In The Godfather: Part III, Michael Corleone said, “Just when I thought I was out, they pull me back in.”

I can’t believe I am beginning a column with a quote from one of the worst movies I have ever seen. But, I just did.

Anyway, this quote relates to the Mets and specifically the organization and the dysfunction in how they are run. In the span of a week, GM Sandy Alderson has answered questions about what he knew and when he knew it about the elbow of Zack Wheeler. To add insult to injury was the cloud surrounding Noah Syndergaard. The righty prospect was supposed to start Saturday for the Mets. The manager was telling reporters that he was looking forward to watching him on Friday. Nope. The Mets decided to drop him to the minor league camp because he has an ankle injury. Why did they need to do it Friday?

Well, Friday was the deadline to do it because if they had to place him on the DL because of the ankle after Friday, then he would accrue MLB service time. Syndergaard took a ball off his ankle last Monday and the X-rays came back negative. So the ankle is pretty much fine. However, for the Mets, they did not want to risk the possibility of Syndergaard being put on the DL and getting service time. This is what it has come down to with the Mets.

You get the feeling that it is not necessarily about the talent of the player. Do Alderson and Collins have free-flowing conversation? It does not seem to be the case. Collins was not aware that Syndergaard was being sent down when he was telling reporters how excited he was about seeing him pitch. It simply does not look good. It does not look like everyone is on the same page. That is what brings me back to the Michael Corleone quote. 

This year it was supposed to be different. With the return of Matt Harvey, change was in the air. With the addition of Michael Cuddyer, the offense was going to be better. Wild card contention and expectations hung over CitiField like an anvil. The fan base is begging for relevance.
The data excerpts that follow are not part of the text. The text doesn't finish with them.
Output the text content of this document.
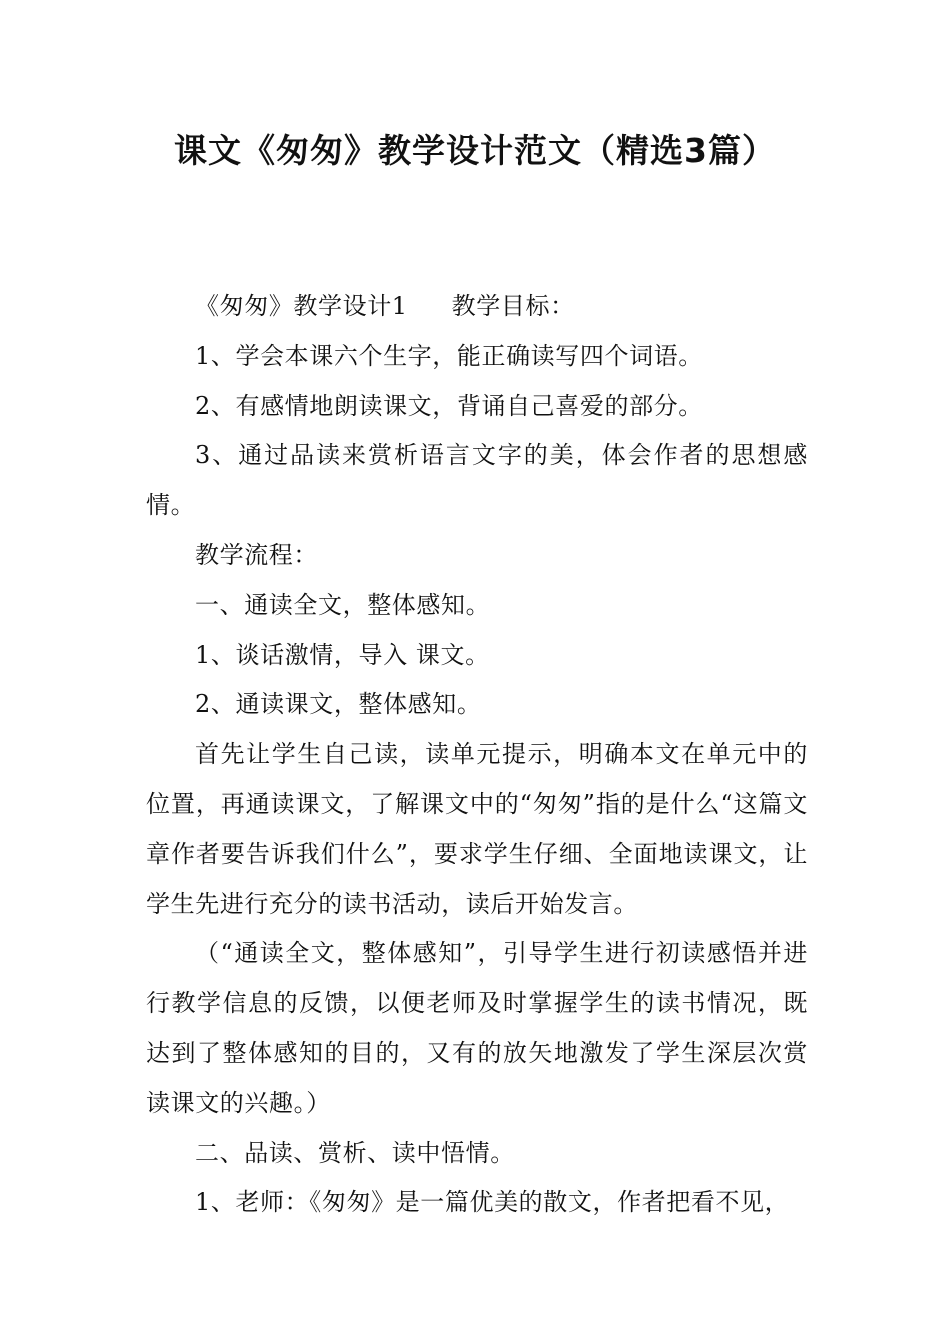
课文《匆匆》教学设计范文（精选3篇）

《匆匆》教学设计1 教学目标：

1、学会本课六个生字，能正确读写四个词语。

2、有感情地朗读课文，背诵自己喜爱的部分。

3、通过品读来赏析语言文字的美，体会作者的思想感情。

教学流程：

一、通读全文，整体感知。

1、谈话激情，导入 课文。

2、通读课文，整体感知。

首先让学生自己读，读单元提示，明确本文在单元中的位置，再通读课文，了解课文中的“匆匆”指的是什么“这篇文章作者要告诉我们什么”，要求学生仔细、全面地读课文，让学生先进行充分的读书活动，读后开始发言。

（“通读全文，整体感知”，引导学生进行初读感悟并进行教学信息的反馈，以便老师及时掌握学生的读书情况，既达到了整体感知的目的，又有的放矢地激发了学生深层次赏读课文的兴趣。）

二、品读、赏析、读中悟情。

1、老师：《匆匆》是一篇优美的散文，作者把看不见，
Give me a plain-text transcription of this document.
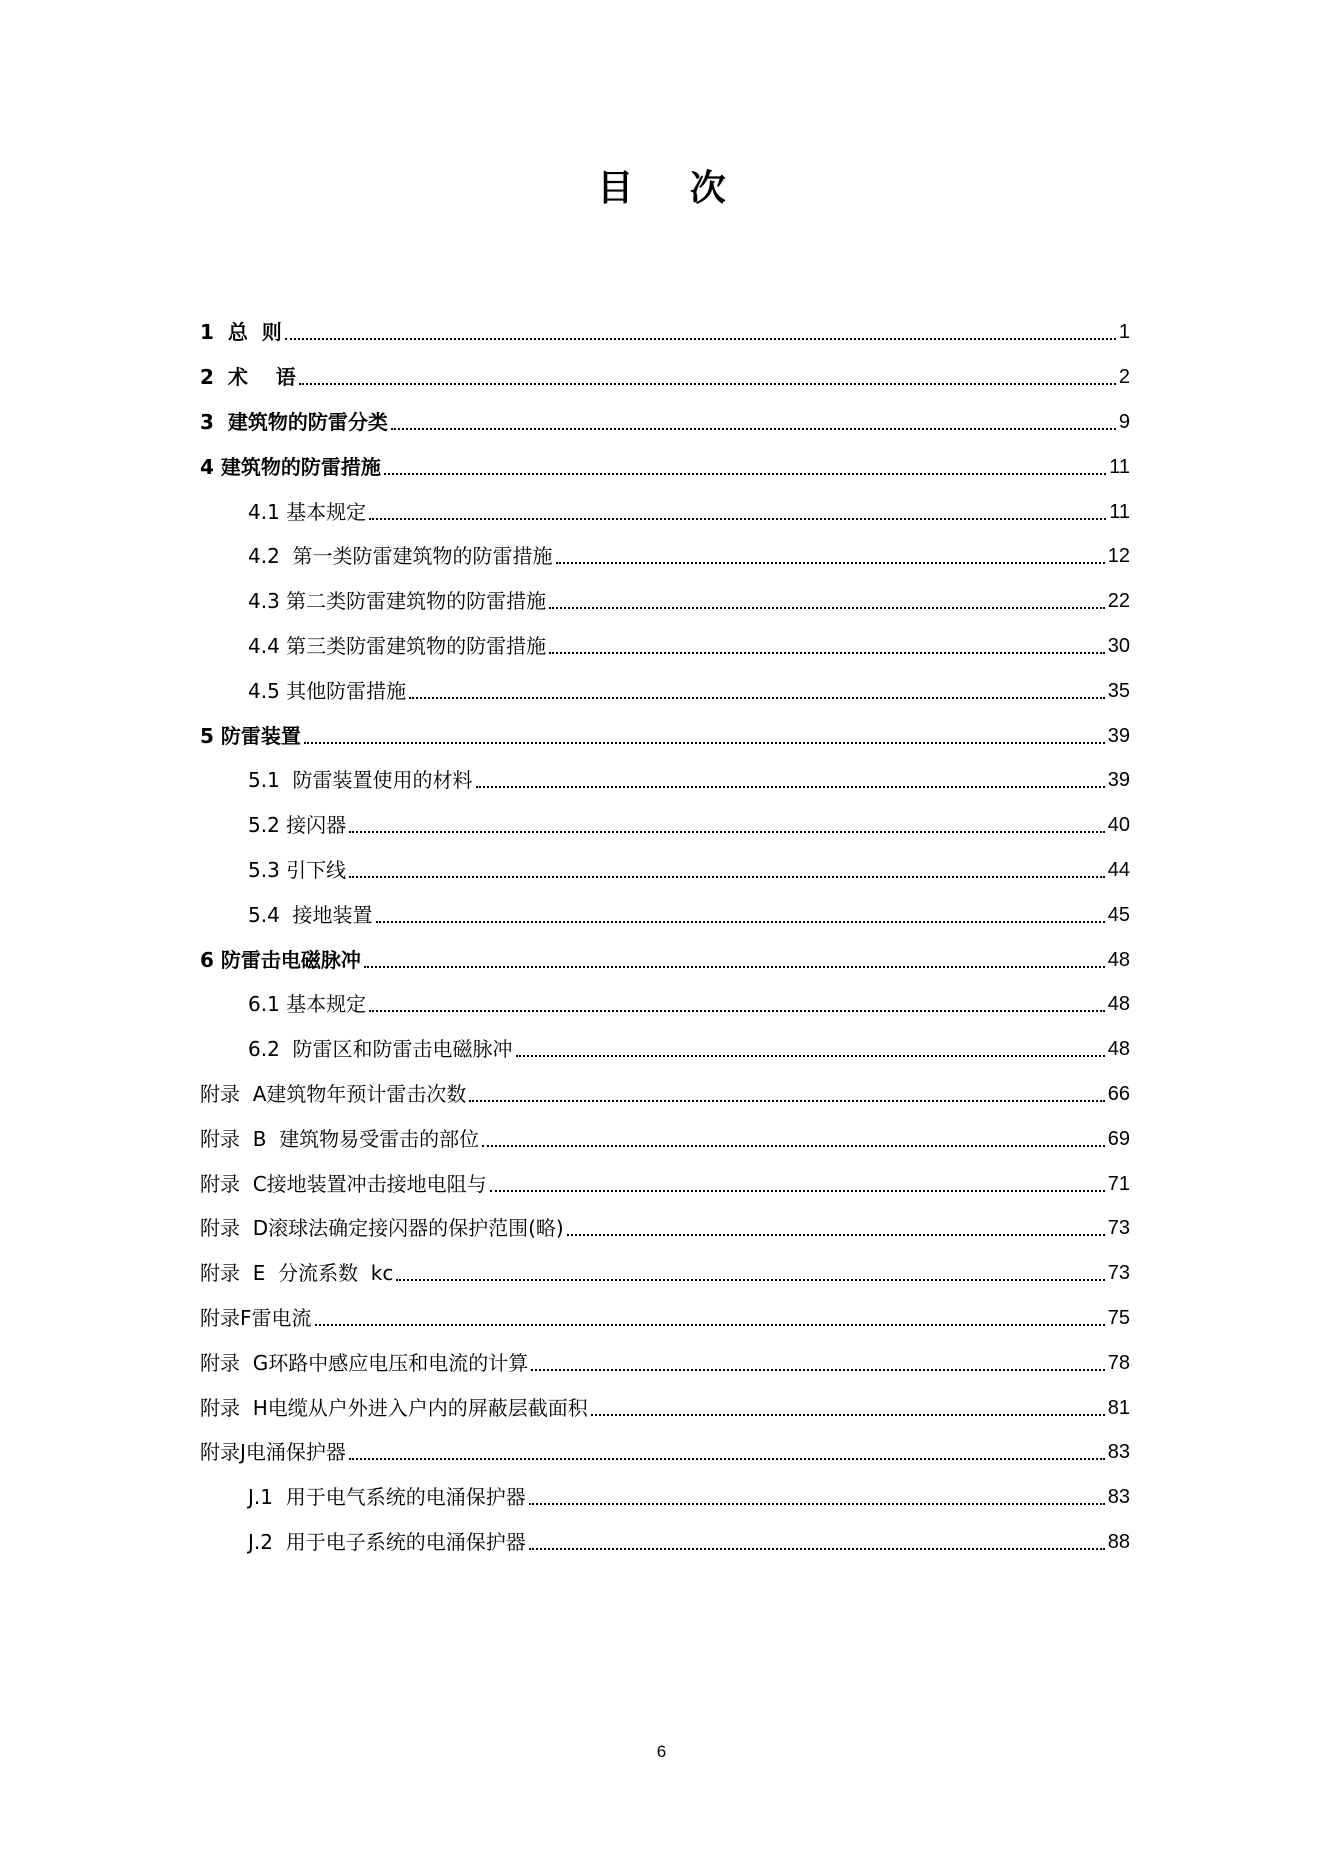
目 次
1  总  则	1
2  术    语	2
3  建筑物的防雷分类	9
4 建筑物的防雷措施	11
4.1 基本规定	11
4.2  第一类防雷建筑物的防雷措施	12
4.3 第二类防雷建筑物的防雷措施	22
4.4 第三类防雷建筑物的防雷措施	30
4.5 其他防雷措施	35
5 防雷装置	39
5.1  防雷装置使用的材料	39
5.2 接闪器	40
5.3 引下线	44
5.4  接地装置	45
6 防雷击电磁脉冲	48
6.1 基本规定	48
6.2  防雷区和防雷击电磁脉冲	48
附录  A建筑物年预计雷击次数	66
附录  B  建筑物易受雷击的部位	69
附录  C接地装置冲击接地电阻与	71
附录  D滚球法确定接闪器的保护范围(略)	73
附录  E  分流系数  kc	73
附录F雷电流	75
附录  G环路中感应电压和电流的计算	78
附录  H电缆从户外进入户内的屏蔽层截面积	81
附录J电涌保护器	83
J.1  用于电气系统的电涌保护器	83
J.2  用于电子系统的电涌保护器	88
6
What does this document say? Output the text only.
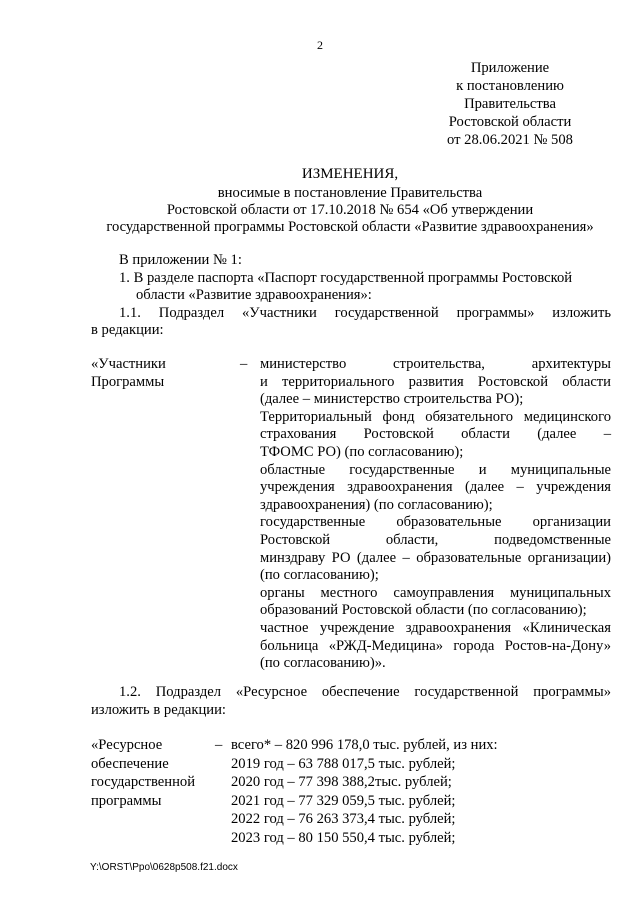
2
Приложение
к постановлению
Правительства
Ростовской области
от 28.06.2021 № 508
ИЗМЕНЕНИЯ,
вносимые в постановление Правительства
Ростовской области от 17.10.2018 № 654 «Об утверждении
государственной программы Ростовской области «Развитие здравоохранения»
В приложении № 1:
1. В разделе паспорта «Паспорт государственной программы Ростовской
области «Развитие здравоохранения»:
1.1. Подраздел «Участники государственной программы» изложить
в редакции:
«Участники
Программы
– министерство строительства, архитектуры
и территориального развития Ростовской области
(далее – министерство строительства РО);
Территориальный фонд обязательного медицинского
страхования Ростовской области (далее –
ТФОМС РО) (по согласованию);
областные государственные и муниципальные
учреждения здравоохранения (далее – учреждения
здравоохранения) (по согласованию);
государственные образовательные организации
Ростовской области, подведомственные
минздраву РО (далее – образовательные организации)
(по согласованию);
органы местного самоуправления муниципальных
образований Ростовской области (по согласованию);
частное учреждение здравоохранения «Клиническая
больница «РЖД-Медицина» города Ростов-на-Дону»
(по согласованию)».
1.2. Подраздел «Ресурсное обеспечение государственной программы»
изложить в редакции:
«Ресурсное
обеспечение
государственной
программы
– всего* – 820 996 178,0 тыс. рублей, из них:
2019 год – 63 788 017,5 тыс. рублей;
2020 год – 77 398 388,2тыс. рублей;
2021 год – 77 329 059,5 тыс. рублей;
2022 год – 76 263 373,4 тыс. рублей;
2023 год – 80 150 550,4 тыс. рублей;
Y:\ORST\Ppo\0628p508.f21.docx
They are tired of hearing about financial restrictions and payroll. The fans watch as their GM, Alderson, is the subject of a book, “Baseball Maverick: How Sandy Alderson revolutionized baseball and revived the Mets.” The revival is supposed to culminate this year, even with the questions at shortstop and the injury to Wheeler. 

There is not a lefty specialist in the bullpen. That is an issue that Terry Collins will have to deal with. Why not use prospect Steven Matz in the bullpen? He is a power lefty with a good amount of upside as a starter. The Mets have a big-time need. Nope, he was sent down to the minors yesterday.

Alderson will continue to lead the revival. All answers to questions will come in due time. Pressure is on Collins to win early or he will be out as manager.  I ask you, is it different? Are the Mets run differently? Are you buying into the revival? Or does it just feel like more of the same?